High throughput screening in motor neurons is a new approach to identifying effective therapy for SMA, said Lee L. Rubin, PhD, Senior Vice President for Research and Development and Chief Scientific Officer for Curis, Inc., and former Professor of Anatomy and Developmental Biology and Director of the Eisai Institute at University College in London.

Curis has developed a procedure to produce billions of motor neurons from mouse embryonic stem cells, he said, facilitating therapy research based on genomic or proteomic analysis.

Dr. Rubin said Curis had established a screening assay for SMN levels for a molecular library, first in fibroblasts from an SMA patient. “Hits from this screen were then tested on mouse motor neurons,” he said. Unfortunately, “To date, most of the compounds that were active in the fibroblasts have been ineffective at elevating SMN levels in motor neurons,” said Dr. Rubin.

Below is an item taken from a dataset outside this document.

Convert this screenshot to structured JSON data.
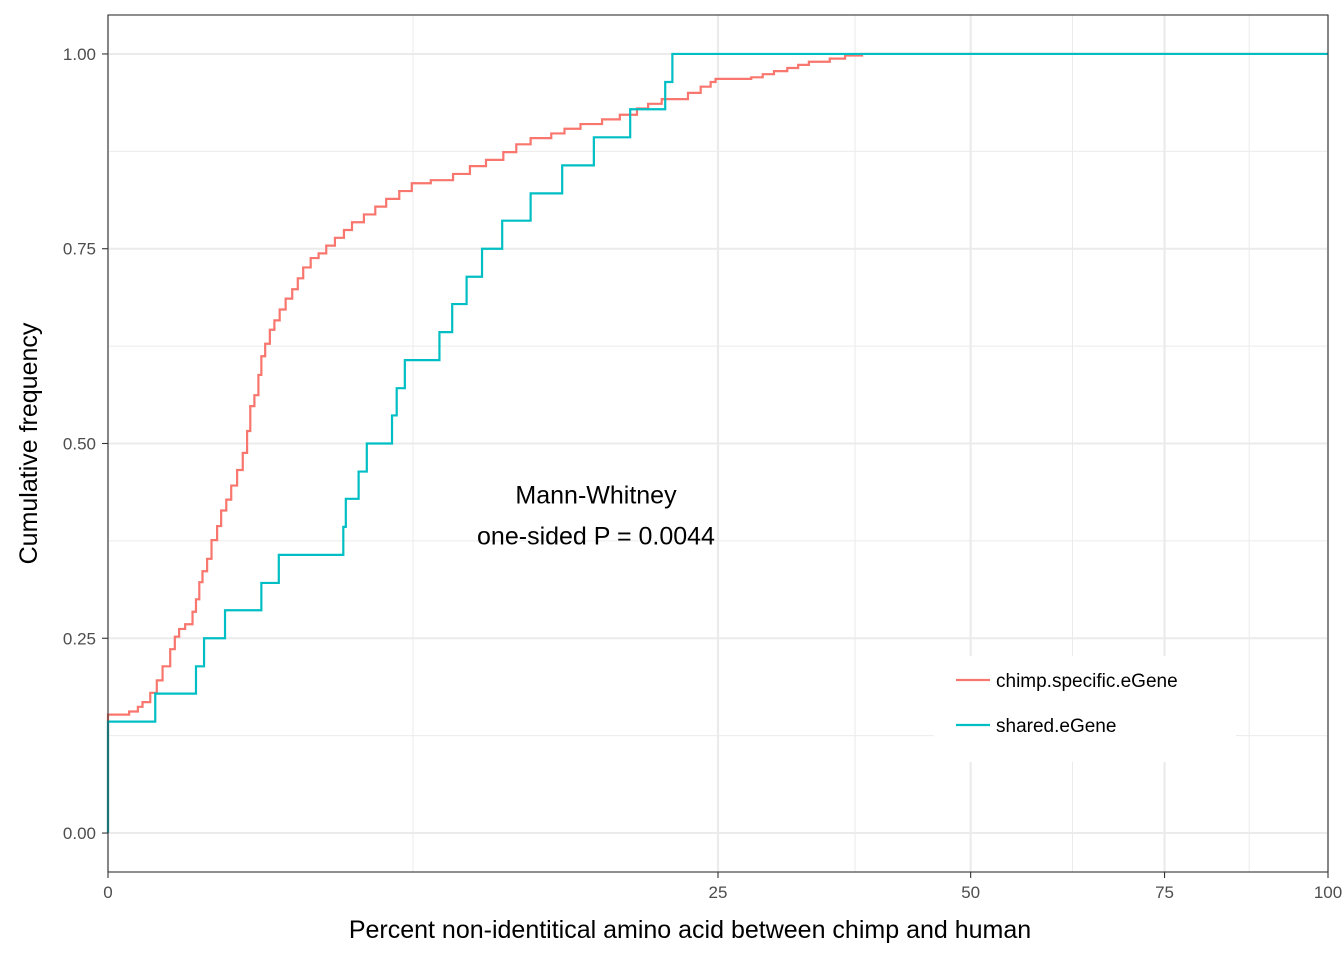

“This implies that the pathways that regulate the amount of SMN vary from one cell type to another.” He added, “There may be pathways that are important in motor neurons and are simply not active in fibroblasts.” To test this hypothesis, Dr. Rubin said the next step will be to initiate a high throughput small molecule library screen in SMN-deficient motor neurons.

CHALLENGES OF DRUG DISCOVERY AND DEVELOPMENT

Katherine W. Klinger, PhD, Senior Vice President for Genetics and Genomics at the Genzyme Corporation, and Assistant Clinical Professor in the Department of Pediatrics at the University of Connecticut School of Medicine suggested that for an orphan disease it may be necessary to use multiple animal models in the preclinical research stage, because one animal model may not fully recapitulate the human disease.

DISEASE-FOCUSED NONPROFIT BIOTECHNOLOGY COMPANIES

A new model for translational drug discovery that can be useful in orphan disease drug development is a foundation-funded, nonprofit biotechnology company that is exclusively focused on the discovery and development of therapy for one disease, said Robert E. Pacifici, PhD, Chief Scientific Officer for CHDI, Inc., a privately held, nonprofit organization that focuses on the autosomal-dominant, neurodegenerative disorder Huntington disease (HD). “Since we have no competitors, all reagents, compounds, and protocols are shared with the broader HD research community via publicly accessible repositories,” said Dr. Pacifici, who is also an Adjunct Professor at the University of Southern California Department of Molecular Pharmacology and Chair of the NINDS SMA Project Scientific Steering Committee. “Data, information, and knowledge are disseminated via Web-based information portals in the hopes that observations made in one laboratory can be quickly leveraged in another,” he added.

The hopeful news, Dr. Pacifici said, is that “a lot of these orphan diseases are ripe for drug discovery, especially SMA and Huntington disease.”

ARTICLE IN BRIEF

SMA experts and investigators discussed the importance of collaborating with other nonprofit research and patient advocacy groups; targeted genetics research; and new clinical approaches in the pipeline.